If you save your passwords in Microsoft Edge, here’s something you should know. Every time you open the browser, it decrypts all your saved passwords and loads them into memory in cleartext, where they stay for your entire session. That means your passwords are sitting unprotected in your device’s memory even if you never visit any of the sites they belong to.
Security researcher Tom Rønning discovered this behavior and reported it to Microsoft. However, the company responded by saying the behavior is by design.
Edge is the only Chromium browser that saves your password in this manner
Microsoft Edge is built on Chromium, the same open-source base that powers Google Chrome. But Chrome handles passwords very differently. It only decrypts a password at the moment it is actually needed, such as during autofill.
Chrome also uses a feature called Application-Bound Encryption, which ties the decryption keys to an authenticated Chrome process, making it significantly harder for attackers to pull passwords out of memory. But Microsoft Edge does neither.
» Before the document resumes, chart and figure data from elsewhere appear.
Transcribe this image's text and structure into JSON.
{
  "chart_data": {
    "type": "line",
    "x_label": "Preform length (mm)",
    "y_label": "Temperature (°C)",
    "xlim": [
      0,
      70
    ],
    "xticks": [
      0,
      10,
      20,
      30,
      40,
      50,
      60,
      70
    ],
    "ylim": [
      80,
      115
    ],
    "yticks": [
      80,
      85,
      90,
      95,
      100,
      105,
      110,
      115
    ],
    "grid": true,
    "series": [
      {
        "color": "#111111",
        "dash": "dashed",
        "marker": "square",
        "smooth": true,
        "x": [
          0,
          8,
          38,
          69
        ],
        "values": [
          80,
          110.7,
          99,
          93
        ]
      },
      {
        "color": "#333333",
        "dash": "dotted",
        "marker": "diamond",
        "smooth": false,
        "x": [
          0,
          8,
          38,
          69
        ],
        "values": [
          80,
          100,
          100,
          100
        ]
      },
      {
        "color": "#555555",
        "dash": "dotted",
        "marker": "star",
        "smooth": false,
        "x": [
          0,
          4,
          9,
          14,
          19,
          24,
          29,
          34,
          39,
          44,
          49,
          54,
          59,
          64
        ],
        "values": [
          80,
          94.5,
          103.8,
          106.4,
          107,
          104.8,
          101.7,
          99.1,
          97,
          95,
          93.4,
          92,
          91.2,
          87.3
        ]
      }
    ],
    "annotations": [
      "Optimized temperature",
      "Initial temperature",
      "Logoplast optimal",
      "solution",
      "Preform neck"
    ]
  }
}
Rønning tested multiple Chromium-based browsers and found that Edge was the only one that loaded all saved passwords into memory at startup and left them out there in cleartext.
What does Microsoft say, and should you be worried?
In a statement to CyberNews, Microsoft said the behavior exists to help users sign in quickly and that exploiting it would require an attacker to already have administrative access to the device.
Security experts broadly agree that admin-level access is effectively a full system compromise regardless of what browser you use. Even so, cybersecurity professionals warn that modern infostealer malware specifically targets the window between encrypted storage and runtime exposure, making cleartext passwords in memory a real risk.
The practical advice from security experts is consistent regardless of which browser you use. Stop storing passwords in your browser entirely and switch to a dedicated password manager instead.